The opera not only drew upon the content of Stein’s novel in its exploration of the Hersland and  Dehning families, but also its form. In addition to her almost tortuous repetition of precise grammatical structures, Stein foregrounds her own presence throughout the book, calling attention to the very processes of creation that are crystallized in the final work. The opera reflected and built upon these ideas: the musicians were on stage right, stage lights descended from the ceiling to the middle of the stage, and little effort was made to hide microphone battery packs. The aspect that best bridged the gap between form and content, though, was the projection of footage from the cameras inside Chris Larson’s house from Crush Collision were projected onto a screen suspended above the stage; their slightly grainy and delayed image gave the impression of YouTube voyeurism, a sense of looking in at this family, and being made slightly uncomfortable for our efforts.

Much of the work’s visual logic emanates from Scheib’s idea of “motion portraiture,” the slow moving development of moving images, both in terms of film as well as the developing images that make up the opera’s visual and sonic landscape. Despite the potential embedded in such a concept, Stein’s words were far more powerful than most many of the work’s images. (Many of them seemed predictable, with their emphases on roots and trees, both plant and familial.) The constant repetition with a crucial difference of words such as being, dead, history, and repeating opens up a window to the possibilities of reflection and imagination that language in Stein’s skilled, almost obsessive hand, affords us.

Through this language, Stein’s words extend far beyond two American families, which Scheib echoes in similarly universalizing tones in his Director’s Notes:

I hope that [The Making of Americans] will remind us of the perfect depiction of an event—a marriage, a funeral, a divorce—a motion portrait of ordinary lives. Something about becoming Americans, about doing the best we can with the time we have. And about it only mattering so much, since the next generation will do the same. And it just goes on like that.

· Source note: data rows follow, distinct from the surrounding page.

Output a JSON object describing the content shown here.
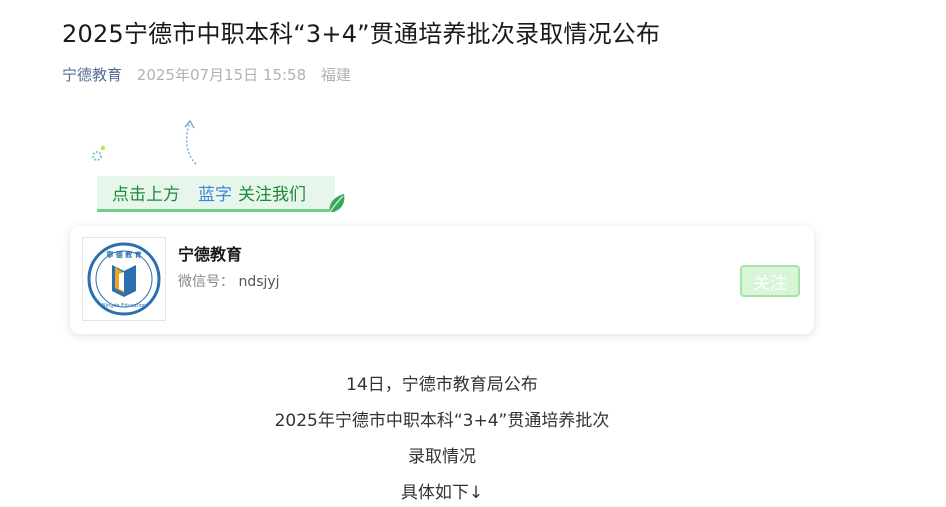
{
  "article": {
    "title": "2025宁德市中职本科“3+4”贯通培养批次录取情况公布",
    "author": "宁德教育",
    "date": "2025年07月15日 15:58",
    "region": "福建"
  },
  "follow_banner": {
    "text_left": "点击上方",
    "text_blue": "蓝字",
    "text_right": "关注我们",
    "colors": {
      "green": "#1f8a3a",
      "blue": "#3f86d6",
      "bg": "#e6f6ea"
    }
  },
  "account_card": {
    "name": "宁德教育",
    "wechat_id_label": "微信号：",
    "wechat_id": "ndsjyj",
    "follow_label": "关注",
    "logo_text": "宁德教育",
    "logo_subtext": "Ningde Education"
  },
  "content": {
    "lines": [
      "14日，宁德市教育局公布",
      "2025年宁德市中职本科“3+4”贯通培养批次",
      "录取情况",
      "具体如下↓"
    ]
  }
}
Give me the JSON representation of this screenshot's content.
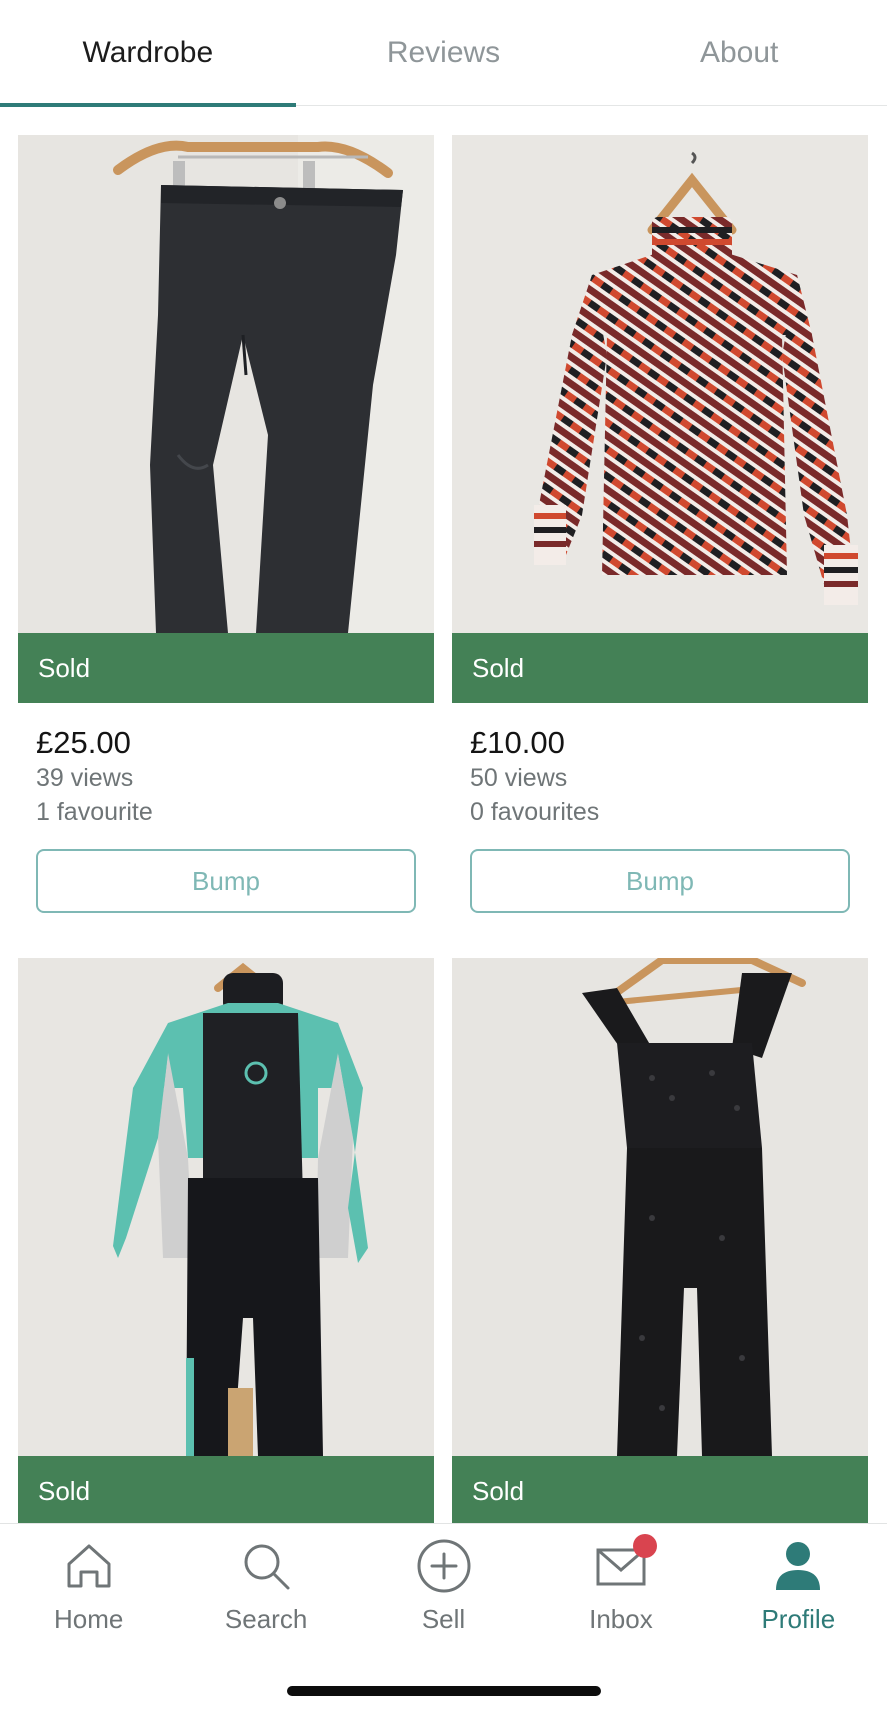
{
  "tabs": [
    {
      "label": "Wardrobe",
      "active": true
    },
    {
      "label": "Reviews",
      "active": false
    },
    {
      "label": "About",
      "active": false
    }
  ],
  "items": [
    {
      "status": "Sold",
      "price": "£25.00",
      "views": "39 views",
      "favourites": "1 favourite",
      "bump_label": "Bump",
      "photo": "black-jeans-on-hanger"
    },
    {
      "status": "Sold",
      "price": "£10.00",
      "views": "50 views",
      "favourites": "0 favourites",
      "bump_label": "Bump",
      "photo": "patterned-turtleneck-top-on-hanger"
    },
    {
      "status": "Sold",
      "photo": "wetsuit-on-hanger"
    },
    {
      "status": "Sold",
      "photo": "black-eyelet-jumpsuit-on-hanger"
    }
  ],
  "bottom_nav": [
    {
      "label": "Home",
      "icon": "home-icon",
      "active": false
    },
    {
      "label": "Search",
      "icon": "search-icon",
      "active": false
    },
    {
      "label": "Sell",
      "icon": "plus-circle-icon",
      "active": false
    },
    {
      "label": "Inbox",
      "icon": "mail-icon",
      "active": false,
      "has_badge": true
    },
    {
      "label": "Profile",
      "icon": "person-icon",
      "active": true
    }
  ],
  "colors": {
    "accent": "#2e7b78",
    "sold_banner": "#448156",
    "bump_border": "#7fb8b5",
    "badge": "#d9444f"
  }
}
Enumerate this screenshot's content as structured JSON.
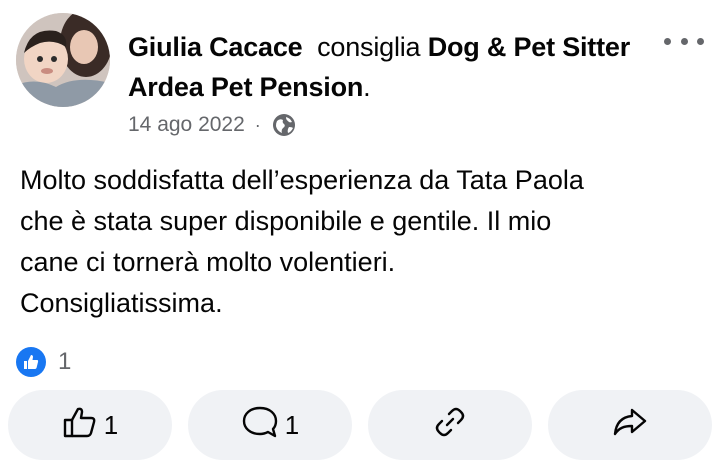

I have to say, this statement left a bit of a sour taste in my mouth. Such bald generalizations—are Americans the only people that do “the best we can with the time we have”?—seem out of a place within an artistic and philosophical environment of such detailed introspection about the nature of familial ties, be they part of one’s own family or a more utopian idea of a “human family.” There’s a history of white Americans believing the world revolves around them, and many histories have been written through this lens Americans alone, often with disastrous consequences.

And while all involved see the opera as possessing meaning for the contemporary world, it seems hesitant to ascribe any meanings that might be too specific, such as the wide-ranging and often inflammatory debates about immigrants as “becoming American.” By not really going down that path, the work in the end seems ambivalent about who actually fits into the category of “a real American,” a phrase repeated incessantly near the beginning of the opera.

Illustrating this was the fact that the actress Tanya Selvaratnam, who is of South Asian descent, was the only prominent person of color on the stage. Her performance as Mary Maxworthing that ended the opera, though, contained the most powerful moments of the entire evening. Numerous people in the audience were moved to tears as her character reflects on the fate that awaits us all.

There is, of course, so much in both versions of Making of Americans that you could most likely come up with an alternate interpretation to address whatever criticisms I may have. Yet the attempt to make the ordinary extraordinary, which Scheib and the rest of those who expertly brought forth this multi-faceted imagining of Stein’s novel, threatens to be hamstrung by all-too familiar ethnocentric conceptions that structure much of the world’s inequality today, inequality that all families, including those in America, must live under.